Sweeping south ourselves, the scenes of Sansa and Theon’s escape ended up feeling like it truly closed a chapter on Sansa Mark I. Her season four ‘Dark Sansa’ transformation seemed like something similar, before she was swallowed up by the great game once more, but seeing her take on her role as a leader, if only to Brienne in accepting her sword, was a great moment. I feel that her storyline will always be clouded by controversy given the debate on her treatment last year – my feelings on the matter can be read in last year’s season review – but irrespective of last season, her trajectory has always looked like heading to greatness eventually, and perhaps this is the start of that.
Incidentally, we know what role Brienne and Pod will play there, but I find it hard to believe that Theon’s past will be swept under the carpet. Yes, he’s been absolved of the blame for the non-deaths of Bran and Rickon, but he was still the cause of Robb’s downfall, and severed all ties to the Starks. It’s not the Game of Thrones way to let that slide, and we’ll hopefully see even more of the dynamic between him and Sansa now that neither of them are prisoners and their conversations aren’t as diplomatically focused on escaping Ramsey.At King’s Landing, we only had fleeting moments, and all they really did was carry on thematically from last season. We did see Cersei almost break at realising Myrcella was dead, but beyond that it was fairly standard.
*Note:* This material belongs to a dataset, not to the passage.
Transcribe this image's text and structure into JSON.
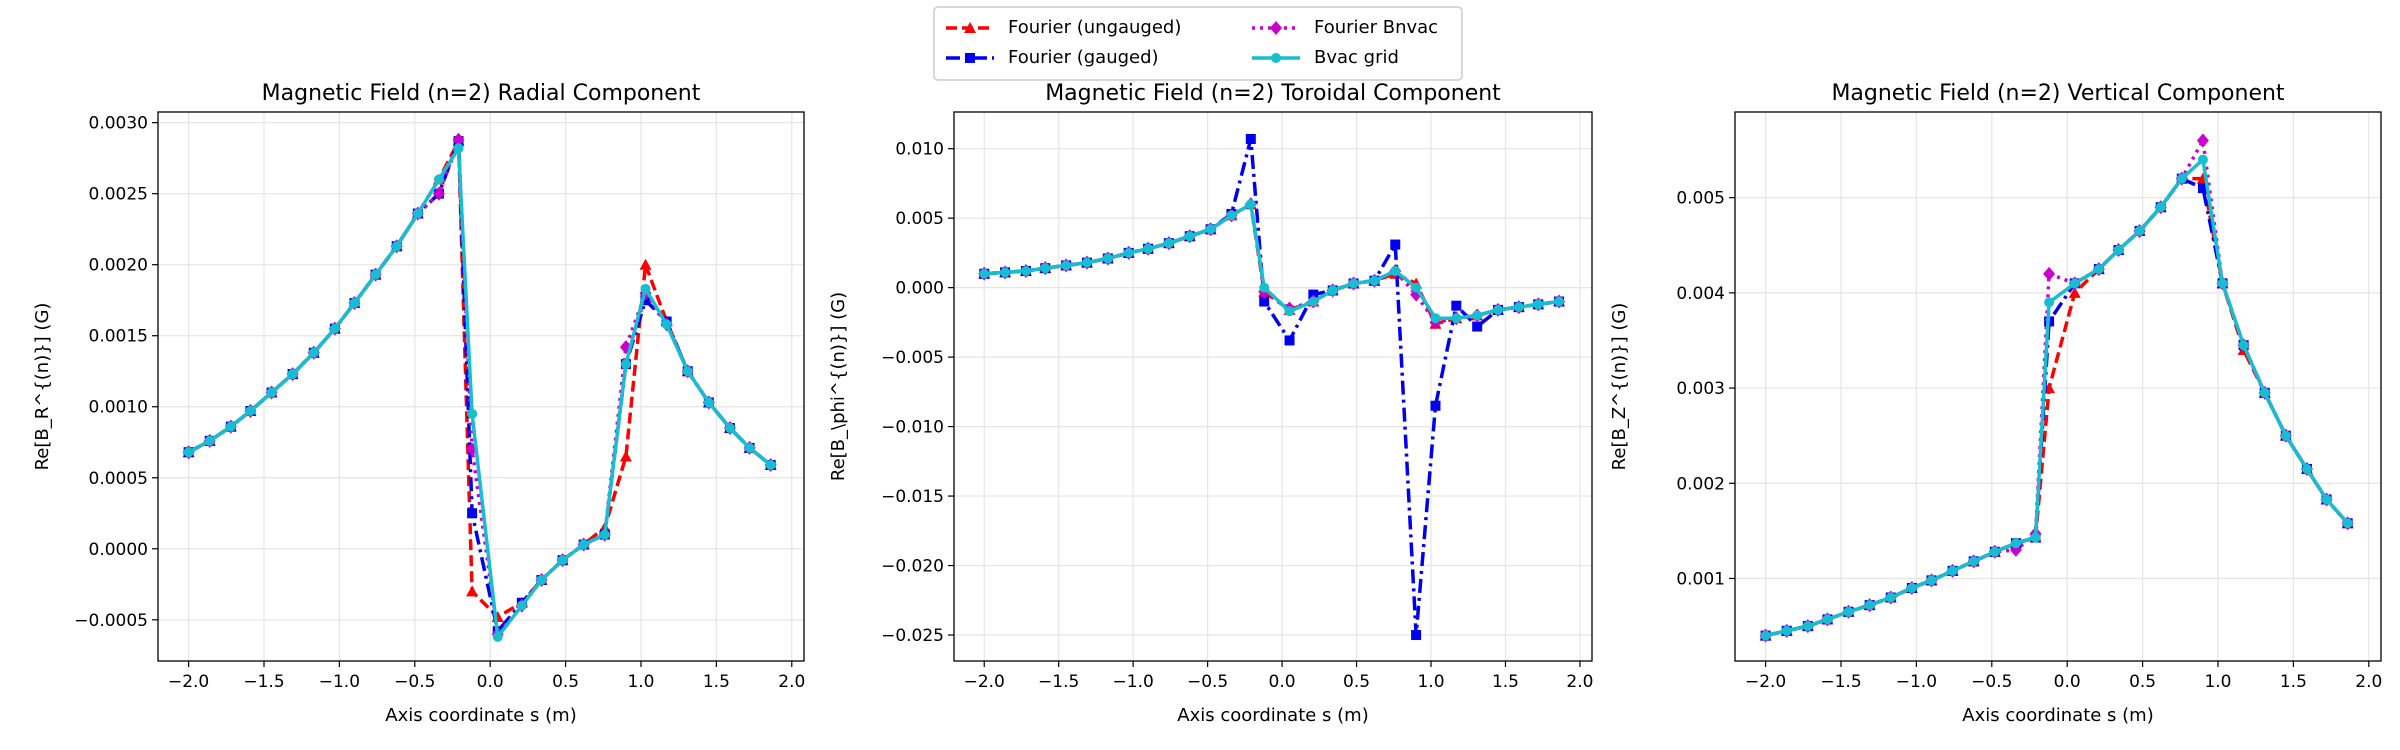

Across the Narrow Sea was where some of the main problems occurred. While the general direction of Dany, Arya, and Tyrion’s storylines is fine, the actuals this week were a bit off. There was the ‘known’ Dothraki rules for widows to live at Vaes Dothrak, something she surely had known and that undercut her strength in that scene. There was Arya suddenly being a beggar girl, not utilising the immediate aftermath of her going blind last season. And most problematic of all, was the contrivance surrounding the entirety of the Meereenese fleet burning, with Tyrion’s droll nature not really suited to this development. The fleet that was burning there was the build-up of that entire plotline until this season, gone. Perhaps there will be a payoff later this year; there certainly needs to be.
But before we talk about the worst part, Dorne, let’s touch briefly on the shock moment of the episode, Melisandre. I’ll discuss this more in a separate article about what this could mean theory-wise, but in relation to the rest of the episode, it’s very interesting that she is what we end on. Not in how she impacts Jon, or Davos, or anyone else, but in her backstory. Carice van Houten has always been a strong performer when called upon, and can surely be relied upon to deliver more this season.So, Dorne. It’s hard to know what to say. It wasn’t great last year, in terms of the Sand Snakes and their cartoonish nature, but this episode didn’t really help. Doran and Areo both got built up a fair bit – Doran with his speeches and power, Areo with that axe, and then in a flash both depart rather meekly. And none of it really makes sense. Why not kill Myrcella, Trystane, Bronn, Jaime, Doran and Areo all at once, in Dorne? Why wait until they were split up? And while we’re at it: how did Nymeria and Obara get on that ship? They were at the docks when it departed. The whole thing is a bit odd. It’s the first episode so I’ll give it a chance to develop better as the season progresses, but it’s a major negative point against the rest at the start.